Hoy fui de visita a mi antiguo barrio y me acordé de Pessoa. Lo cierto es que no sé por qué. Quizás porque yo también me dejé arrastrar por una cierta melancolía y me envolví de una nobleza altiva, aunque no me correspondiera. Pero yo no bajaba por la Calle Nueva de Almada, sino por una más angosta sobre la que se asomaban un sinfín de feos balcones. En algunos de ellos se amontonaban trastos abandonados y en otros se extendía la ropa de la última colada como una enseña desafiante. Hacía calor, ese calor que, en el corazón del verano, se aprieta a la piel y entela el pensamiento con vendas húmedas, y sobre mí vociferan televisores y llovieron las risas nerviosas de unos críos. Aún así, me acordé de Pessoa. En algún momento, también yo me fijé en la espalda vulgar de un hombre cualquiera, aunque éste no vestía traje ni llevaba cartera alguna bajo el brazo ni un paraguas cerrado. Mi hombre, desde la distancia, parecía joven. Era robusto y de baja altura, de brazos fuertes y andares desgarbados. Camiseta, tejanos y sandalias componían su uniforme. Un tatuaje ascendía sinuoso desde el cuello de la camiseta hasta casi alcanzar la despoblada coronilla. No portaba nada, sólo un cigarrillo ardía sin prisas entre los dedos de una mano balanceándose al compás del sonido de sus sandalias sobre el asfalto. También yo sentí ternura por él. También yo entendí que era vulgar, común y humilde. También tuve la certeza de que aquel hombre dormía y soñaba, aunque yo, sin embargo, no le pude reprochar su inconsciencia ni le veneré falsamente por vivir dormido.

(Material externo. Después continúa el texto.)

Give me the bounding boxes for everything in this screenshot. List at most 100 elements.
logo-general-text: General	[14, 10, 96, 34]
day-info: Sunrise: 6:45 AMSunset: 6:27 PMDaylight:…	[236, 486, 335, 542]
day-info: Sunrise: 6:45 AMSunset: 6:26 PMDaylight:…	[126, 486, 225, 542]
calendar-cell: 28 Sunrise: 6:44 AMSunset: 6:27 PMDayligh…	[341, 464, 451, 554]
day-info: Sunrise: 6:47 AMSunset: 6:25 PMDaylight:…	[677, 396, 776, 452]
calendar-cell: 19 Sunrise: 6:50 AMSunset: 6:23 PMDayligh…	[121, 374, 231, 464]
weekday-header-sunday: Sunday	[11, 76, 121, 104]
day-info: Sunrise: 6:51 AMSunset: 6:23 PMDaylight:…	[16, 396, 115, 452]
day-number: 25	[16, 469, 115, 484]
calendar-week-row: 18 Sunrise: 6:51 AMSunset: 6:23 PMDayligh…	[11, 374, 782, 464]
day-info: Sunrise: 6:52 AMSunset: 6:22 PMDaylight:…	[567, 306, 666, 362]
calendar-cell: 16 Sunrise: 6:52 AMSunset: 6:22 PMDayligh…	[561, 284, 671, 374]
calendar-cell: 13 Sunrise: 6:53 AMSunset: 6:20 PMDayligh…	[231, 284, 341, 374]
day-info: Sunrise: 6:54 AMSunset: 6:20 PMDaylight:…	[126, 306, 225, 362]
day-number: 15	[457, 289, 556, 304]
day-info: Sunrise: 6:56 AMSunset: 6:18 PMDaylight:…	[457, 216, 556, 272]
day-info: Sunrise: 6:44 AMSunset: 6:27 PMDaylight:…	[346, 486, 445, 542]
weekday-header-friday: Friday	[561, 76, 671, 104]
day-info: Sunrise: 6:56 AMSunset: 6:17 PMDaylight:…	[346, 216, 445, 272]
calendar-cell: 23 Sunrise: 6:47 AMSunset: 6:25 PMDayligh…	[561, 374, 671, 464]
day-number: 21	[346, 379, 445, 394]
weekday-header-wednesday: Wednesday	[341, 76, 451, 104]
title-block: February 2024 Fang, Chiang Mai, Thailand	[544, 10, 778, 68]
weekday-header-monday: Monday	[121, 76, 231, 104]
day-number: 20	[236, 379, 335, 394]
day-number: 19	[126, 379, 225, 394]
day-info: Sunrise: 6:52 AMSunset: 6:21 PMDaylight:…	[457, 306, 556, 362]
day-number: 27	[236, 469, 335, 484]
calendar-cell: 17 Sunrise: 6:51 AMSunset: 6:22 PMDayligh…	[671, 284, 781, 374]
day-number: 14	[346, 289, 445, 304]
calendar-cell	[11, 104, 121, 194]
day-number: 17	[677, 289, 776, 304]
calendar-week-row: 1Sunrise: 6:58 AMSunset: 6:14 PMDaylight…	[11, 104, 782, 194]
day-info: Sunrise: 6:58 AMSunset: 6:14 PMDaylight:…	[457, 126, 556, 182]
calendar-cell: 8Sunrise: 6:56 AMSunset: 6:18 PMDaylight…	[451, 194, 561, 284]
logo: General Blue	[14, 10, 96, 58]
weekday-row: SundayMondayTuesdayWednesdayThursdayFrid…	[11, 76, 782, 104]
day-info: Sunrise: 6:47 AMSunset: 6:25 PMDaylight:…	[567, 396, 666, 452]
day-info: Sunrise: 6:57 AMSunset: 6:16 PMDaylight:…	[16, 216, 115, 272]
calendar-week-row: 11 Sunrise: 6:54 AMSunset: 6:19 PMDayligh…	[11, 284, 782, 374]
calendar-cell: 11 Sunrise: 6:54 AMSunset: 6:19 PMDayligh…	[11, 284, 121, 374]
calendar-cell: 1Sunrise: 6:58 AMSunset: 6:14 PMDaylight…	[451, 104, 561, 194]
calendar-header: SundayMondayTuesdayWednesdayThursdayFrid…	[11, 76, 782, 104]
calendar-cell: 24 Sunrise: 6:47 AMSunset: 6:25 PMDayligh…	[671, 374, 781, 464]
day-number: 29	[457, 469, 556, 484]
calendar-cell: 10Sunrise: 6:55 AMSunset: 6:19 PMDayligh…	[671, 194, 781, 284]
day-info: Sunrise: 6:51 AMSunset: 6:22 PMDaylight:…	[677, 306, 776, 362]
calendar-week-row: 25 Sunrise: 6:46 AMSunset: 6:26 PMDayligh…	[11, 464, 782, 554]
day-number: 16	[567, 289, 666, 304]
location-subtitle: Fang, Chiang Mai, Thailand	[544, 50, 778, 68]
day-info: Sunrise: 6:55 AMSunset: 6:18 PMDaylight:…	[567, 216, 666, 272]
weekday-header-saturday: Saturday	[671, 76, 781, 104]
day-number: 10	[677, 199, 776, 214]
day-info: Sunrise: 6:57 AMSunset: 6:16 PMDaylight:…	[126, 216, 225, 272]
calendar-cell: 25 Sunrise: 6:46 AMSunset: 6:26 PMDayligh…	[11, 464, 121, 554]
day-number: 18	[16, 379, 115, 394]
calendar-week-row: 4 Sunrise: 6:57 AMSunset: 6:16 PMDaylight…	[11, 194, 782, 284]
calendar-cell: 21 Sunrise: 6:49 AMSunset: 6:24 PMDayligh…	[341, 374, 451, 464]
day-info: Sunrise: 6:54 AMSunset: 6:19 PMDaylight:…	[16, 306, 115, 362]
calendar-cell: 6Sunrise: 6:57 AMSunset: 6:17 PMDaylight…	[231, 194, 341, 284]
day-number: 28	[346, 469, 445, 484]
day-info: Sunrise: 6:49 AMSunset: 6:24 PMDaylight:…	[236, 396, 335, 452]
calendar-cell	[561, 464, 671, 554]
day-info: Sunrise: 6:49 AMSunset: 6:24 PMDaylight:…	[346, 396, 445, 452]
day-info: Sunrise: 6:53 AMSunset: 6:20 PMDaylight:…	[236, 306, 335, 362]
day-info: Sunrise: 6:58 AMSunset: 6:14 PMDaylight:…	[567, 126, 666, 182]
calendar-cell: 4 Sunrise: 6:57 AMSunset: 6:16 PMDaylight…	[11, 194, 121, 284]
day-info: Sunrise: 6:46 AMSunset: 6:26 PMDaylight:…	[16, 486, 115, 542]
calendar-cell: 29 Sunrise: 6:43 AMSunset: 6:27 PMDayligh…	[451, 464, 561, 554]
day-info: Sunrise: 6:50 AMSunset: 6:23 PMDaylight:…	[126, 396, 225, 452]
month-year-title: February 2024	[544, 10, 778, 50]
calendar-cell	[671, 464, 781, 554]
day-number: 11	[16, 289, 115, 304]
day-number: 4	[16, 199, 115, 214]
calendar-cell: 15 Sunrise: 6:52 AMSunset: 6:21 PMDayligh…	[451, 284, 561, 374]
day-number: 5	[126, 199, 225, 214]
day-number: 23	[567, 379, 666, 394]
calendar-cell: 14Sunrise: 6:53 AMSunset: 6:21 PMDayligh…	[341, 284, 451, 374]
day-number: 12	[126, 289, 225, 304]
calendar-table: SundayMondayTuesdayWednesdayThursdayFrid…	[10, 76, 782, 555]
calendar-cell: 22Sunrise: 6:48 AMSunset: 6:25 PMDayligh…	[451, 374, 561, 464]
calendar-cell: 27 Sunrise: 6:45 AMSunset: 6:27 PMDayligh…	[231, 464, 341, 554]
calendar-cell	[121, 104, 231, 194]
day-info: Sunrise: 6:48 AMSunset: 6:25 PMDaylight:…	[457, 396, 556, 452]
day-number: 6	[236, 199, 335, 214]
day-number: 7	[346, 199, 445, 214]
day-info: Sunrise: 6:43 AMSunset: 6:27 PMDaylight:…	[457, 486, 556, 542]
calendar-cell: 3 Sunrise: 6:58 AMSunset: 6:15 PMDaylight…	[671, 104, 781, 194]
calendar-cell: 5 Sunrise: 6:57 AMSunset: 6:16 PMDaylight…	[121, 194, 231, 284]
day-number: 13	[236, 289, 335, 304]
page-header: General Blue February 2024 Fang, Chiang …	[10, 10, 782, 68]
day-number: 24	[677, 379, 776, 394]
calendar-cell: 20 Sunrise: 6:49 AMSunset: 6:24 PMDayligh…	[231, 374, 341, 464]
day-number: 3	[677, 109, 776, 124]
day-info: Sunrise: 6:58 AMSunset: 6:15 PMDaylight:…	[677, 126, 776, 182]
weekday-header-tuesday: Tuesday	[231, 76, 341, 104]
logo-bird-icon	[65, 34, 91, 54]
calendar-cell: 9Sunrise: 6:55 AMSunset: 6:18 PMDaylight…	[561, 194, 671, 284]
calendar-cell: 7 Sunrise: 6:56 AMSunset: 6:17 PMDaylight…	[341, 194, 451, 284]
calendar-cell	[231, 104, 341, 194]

Continué calle abajo tras él, adoptando el ritmo de sus pasos y oliendo el hedor de su infortunio. Supe, sin saber por qué, que estaba condenado. Su prisión, su propia vida. Su delito, quizás, sólo vivir. Arrastraba su condena de no ver más allá de la siguiente esquina, el castigo de no poder soñar más allá del próximo domingo o de matener la esperanza de un trabajo nuevo que le permitiera tener dos días de fiesta por semana. ¿Dormido? No, condenado. ¿Inconsciente? No, resignado. Sentí compasión y le hubiera liberado. Pero, ¿cómo?
Al llegar a la esquina, sin embargo, giró y, como despertando del calor, levantó la cabeza y apretó el paso. Aún anduvo unos metros más hasta que se encontró con una joven que salía de un portal a su encuentro. Ella le sonrió, le abrazó y le besó con la entrega del que espera lo más ansiado. Una camiseta de tirantes, unos pantalones muy cortos y las carnes trémulas que se estrecharon contra él deseosas. Me imaginé sus pechos duros y humedecidos por el calor, me imaginé su lengua saboreando los labios del amado, me imaginé las dulces caricias sobre su piel. Algo se dijeron entre sonrisas y, poco después, desaparecieron congidos de la mano en el asombrado portal. Yo aún me quedé allí un buen rato, paralizada y desconcertada ante mi propia estupidez. ¿De qué le hubiera podido liberar yo? ¿No seré yo la condenada? Porque en aquel abrazo, en el preciso instante en que sus bocas se encontraron, fui yo la que despertó y todo el universo adquirió un sentido radical: también yo cargaría con mil infortunios y me sumergiría en mi inconsciencia, si al fin en un portal alguien me esperara para abrazarme. Y, entonces, me olvidé de Pessoa.